Wilhelm consented to the abdication only after Ludendorff’s replacement, General Wilhelm Groener, had informed him that the officers and men of the army would march back in good order under Paul von Hindenburg’s command, but would certainly not fight for Wilhelm’s throne on the home front. The monarchy’s last and strongest support had been broken, and finally even Hindenburg, himself a lifelong royalist, was obliged, with some embarrassment, to advise the Emperor to give up the crown.
On 10 November, Wilhelm crossed the border by train and went into exile in the Netherlands, which had remained neutral throughout the war. Upon the conclusion of the Treaty of Versailles in early 1919, Article 227 expressly provided for the prosecution of Wilhelm “for a supreme offence against international morality and the sanctity of treaties”, but the Dutch government refused to extradite him, despite appeals from the Allies. King George V wrote that he looked on his cousin as “the greatest criminal in history”, but opposed Prime Minister David Lloyd George’s proposal to “hang the Kaiser”.
It was reported, however, that there was little zeal in Britain to prosecute. On January 1, 1920, it was stated in official circles in London that Great Britain would “welcome refusal by Holland to deliver the former kaiser for trial,” and it was hinted that this had been conveyed to the Dutch government through diplomatic channels.
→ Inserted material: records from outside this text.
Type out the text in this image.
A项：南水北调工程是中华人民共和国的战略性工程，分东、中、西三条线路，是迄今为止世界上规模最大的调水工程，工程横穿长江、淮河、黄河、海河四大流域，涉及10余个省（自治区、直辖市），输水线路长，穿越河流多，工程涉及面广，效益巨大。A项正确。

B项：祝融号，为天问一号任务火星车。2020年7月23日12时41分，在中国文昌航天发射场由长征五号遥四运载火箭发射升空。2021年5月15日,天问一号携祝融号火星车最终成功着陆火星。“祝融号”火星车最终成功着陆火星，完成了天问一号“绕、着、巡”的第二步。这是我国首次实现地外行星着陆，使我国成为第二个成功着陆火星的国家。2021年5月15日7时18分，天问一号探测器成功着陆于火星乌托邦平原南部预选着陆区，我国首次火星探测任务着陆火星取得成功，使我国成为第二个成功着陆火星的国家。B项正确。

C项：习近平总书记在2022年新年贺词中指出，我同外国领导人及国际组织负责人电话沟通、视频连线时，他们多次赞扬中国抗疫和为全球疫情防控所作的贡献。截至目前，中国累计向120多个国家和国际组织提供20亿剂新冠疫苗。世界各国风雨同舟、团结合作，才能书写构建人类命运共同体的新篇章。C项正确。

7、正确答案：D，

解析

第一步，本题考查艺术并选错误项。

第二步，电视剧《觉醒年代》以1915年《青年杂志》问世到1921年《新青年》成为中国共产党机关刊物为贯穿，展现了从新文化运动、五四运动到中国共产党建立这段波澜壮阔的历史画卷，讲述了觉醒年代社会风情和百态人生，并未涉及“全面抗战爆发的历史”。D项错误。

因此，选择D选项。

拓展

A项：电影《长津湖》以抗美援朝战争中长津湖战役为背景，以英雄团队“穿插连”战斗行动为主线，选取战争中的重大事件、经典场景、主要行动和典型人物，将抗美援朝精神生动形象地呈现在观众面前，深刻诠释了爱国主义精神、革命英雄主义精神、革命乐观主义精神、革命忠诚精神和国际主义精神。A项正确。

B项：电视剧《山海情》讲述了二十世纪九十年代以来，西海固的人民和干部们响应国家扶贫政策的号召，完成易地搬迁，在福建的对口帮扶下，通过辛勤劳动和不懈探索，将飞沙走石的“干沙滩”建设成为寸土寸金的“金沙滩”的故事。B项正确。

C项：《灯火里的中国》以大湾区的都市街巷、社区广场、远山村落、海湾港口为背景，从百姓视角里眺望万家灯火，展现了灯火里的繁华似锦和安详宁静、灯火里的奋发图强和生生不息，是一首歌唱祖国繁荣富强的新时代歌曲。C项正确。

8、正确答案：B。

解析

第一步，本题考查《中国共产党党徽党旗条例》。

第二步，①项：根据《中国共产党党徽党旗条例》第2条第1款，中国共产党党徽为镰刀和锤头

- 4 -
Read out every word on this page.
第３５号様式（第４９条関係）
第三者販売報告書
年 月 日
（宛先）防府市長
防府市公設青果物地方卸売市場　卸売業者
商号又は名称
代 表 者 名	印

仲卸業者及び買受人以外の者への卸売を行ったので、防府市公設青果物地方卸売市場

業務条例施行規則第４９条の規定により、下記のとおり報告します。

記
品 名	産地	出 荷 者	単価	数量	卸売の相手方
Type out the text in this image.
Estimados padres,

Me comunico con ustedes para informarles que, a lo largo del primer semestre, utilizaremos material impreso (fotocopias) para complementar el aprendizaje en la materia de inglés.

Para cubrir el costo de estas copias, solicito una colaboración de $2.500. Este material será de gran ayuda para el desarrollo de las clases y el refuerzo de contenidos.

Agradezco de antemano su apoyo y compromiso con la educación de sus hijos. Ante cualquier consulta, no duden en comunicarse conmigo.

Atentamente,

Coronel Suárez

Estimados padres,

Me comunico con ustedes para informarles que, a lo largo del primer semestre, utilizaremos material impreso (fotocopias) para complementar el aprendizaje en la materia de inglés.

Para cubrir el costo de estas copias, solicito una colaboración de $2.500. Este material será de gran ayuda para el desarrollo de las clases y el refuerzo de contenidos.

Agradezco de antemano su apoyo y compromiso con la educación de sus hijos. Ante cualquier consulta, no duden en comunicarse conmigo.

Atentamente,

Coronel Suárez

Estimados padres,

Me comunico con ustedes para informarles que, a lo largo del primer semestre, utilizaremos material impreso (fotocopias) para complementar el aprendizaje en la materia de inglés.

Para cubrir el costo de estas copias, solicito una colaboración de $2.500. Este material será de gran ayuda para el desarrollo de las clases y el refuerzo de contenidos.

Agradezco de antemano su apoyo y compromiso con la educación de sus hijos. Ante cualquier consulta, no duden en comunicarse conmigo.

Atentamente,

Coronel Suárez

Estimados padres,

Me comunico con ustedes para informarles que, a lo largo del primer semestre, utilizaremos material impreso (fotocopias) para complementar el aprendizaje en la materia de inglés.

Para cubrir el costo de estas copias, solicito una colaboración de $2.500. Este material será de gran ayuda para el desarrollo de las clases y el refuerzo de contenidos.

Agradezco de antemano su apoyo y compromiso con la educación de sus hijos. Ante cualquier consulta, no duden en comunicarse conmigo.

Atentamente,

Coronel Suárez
Wilhelm first settled in Amerongen, where on November 28, 1918 he issued a belated statement of abdication from both the Prussian and imperial thrones, thus formally ending the Hohenzollerns’ 500-year rule over Prussia. Accepting the reality that he had lost both of his crowns for good, he gave up his rights to “the throne of Prussia and to the German Imperial throne connected therewith.”
He also released his soldiers and officials in both Prussia and the empire from their oath of loyalty to him. He purchased a country house in the municipality of Doorn, known as Huis Doorn, and moved in on May 15, 1920. This was to be his home for the remainder of his life. The Weimar Republic allowed Wilhelm to remove twenty-three railway wagons of furniture, twenty-seven containing packages of all sorts, one bearing a car and another a boat, from the New Palace at Potsdam.
Wilhelm died of a pulmonary embolus in Doorn, Netherlands, on June 4, 1941, at the age of 82, just weeks before the Axis invasion of the Soviet Union.